Debugging Postman Requests

Postman has a feature called “Pre-request Scripts” which can be used to add a trace header:

const bytes = Array.from({length: 12}, () => Math.trunc(Math.random() * 255));
const random = Buffer.from(bytes).toString('hex');
const timestamp = Math.floor(Date.now() / 1000).toString(16);
const id = `1-${timestamp}-${random}`;

console.log(`Trace ID: ${id}`);

pm.request.headers.add({
    key: 'X-Amzn-Trace-Id',
    value: `Root=${id};Sampled=1`
});

Open the console to view the printed trace id.

Debugging a flaky Node.js Test

Using our newly aquired information, lets see how we can use it to debug a flaky integration test that only fails in CI.

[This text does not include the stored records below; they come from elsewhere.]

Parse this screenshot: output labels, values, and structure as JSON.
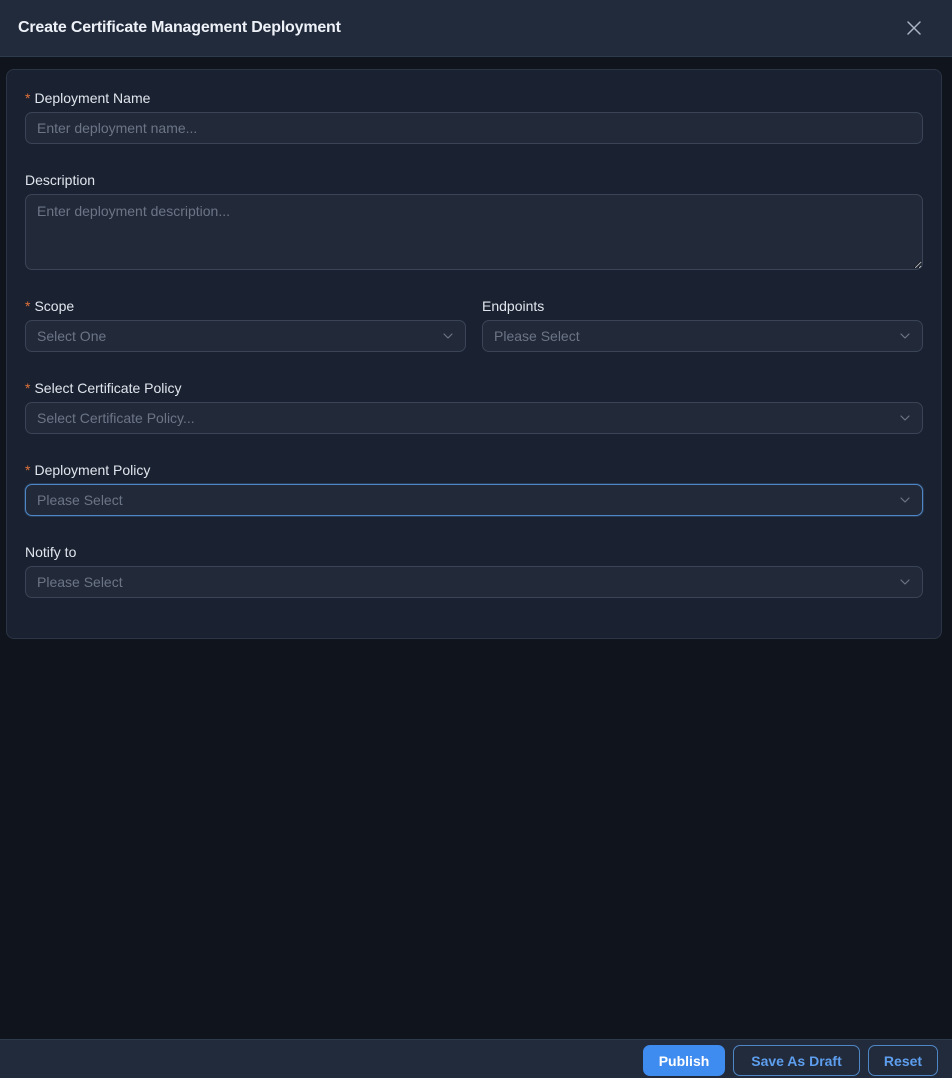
{
  "dialog": {
    "title": "Create Certificate Management Deployment"
  },
  "form": {
    "deployment_name": {
      "label": "Deployment Name",
      "required_mark": "*",
      "placeholder": "Enter deployment name..."
    },
    "description": {
      "label": "Description",
      "placeholder": "Enter deployment description..."
    },
    "scope": {
      "label": "Scope",
      "required_mark": "*",
      "placeholder": "Select One"
    },
    "endpoints": {
      "label": "Endpoints",
      "placeholder": "Please Select"
    },
    "certificate_policy": {
      "label": "Select Certificate Policy",
      "required_mark": "*",
      "placeholder": "Select Certificate Policy..."
    },
    "deployment_policy": {
      "label": "Deployment Policy",
      "required_mark": "*",
      "placeholder": "Please Select"
    },
    "notify_to": {
      "label": "Notify to",
      "placeholder": "Please Select"
    }
  },
  "footer": {
    "publish_label": "Publish",
    "save_draft_label": "Save As Draft",
    "reset_label": "Reset"
  },
  "icons": {
    "close": "close-icon",
    "dropdown": "chevron-down-icon"
  },
  "colors": {
    "background": "#10141d",
    "header": "#222b3b",
    "card": "#1a2130",
    "required": "#e0723a",
    "accent": "#3f8cf0",
    "focus_border": "#4f86c6"
  }
}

it("should create and delete a user", async () => {
	const user = await api.createUser({
		name: "Bob Marley",
		email: "bob.marley@protonmail.com",
	});
	await api.deleteUser(user.id);
});

Let’s use the @mswjs/interceptors package to add trace ids to all outgoing requests.

import { BatchInterceptor } from '@mswjs/interceptors';
import nodeInterceptors from '@mswjs/interceptors/lib/presets/node';
import { randomBytes } from 'crypto';

export function createTraceID(): string {
	const timestamp = Math.floor(Date.now() / 1000).toString(16);
	const random = randomBytes(12).toString('hex');
	return `1-${timestamp}-${random}`;
}

it("should create and delete a user", async () => {
	const interceptor = new BatchInterceptor({
		name: "http intercept",
		interceptors: nodeInterceptors,
	});

	interceptor.on('request', (req) => {
		const traceID = createTraceID();
		const header = `Root=${traceID};Sampled=1`;
		req.headers.set("X-Amzn-Trace-Id", header);
		console.log("intercept", {
			method: req.method,
			url: req.url,
			traceID,
		});
	});

	interceptor.apply();

	const user = await api.createUser({ 
		name: "Bob Marley",
		email: "bob.marley@protonmail.com",
	});
	await api.deleteUser(user.id);

	interceptor.dispose();
});

Now it’s a matter of waiting until the flaky test fails. Once that happens we’ll have a corresponding trace id!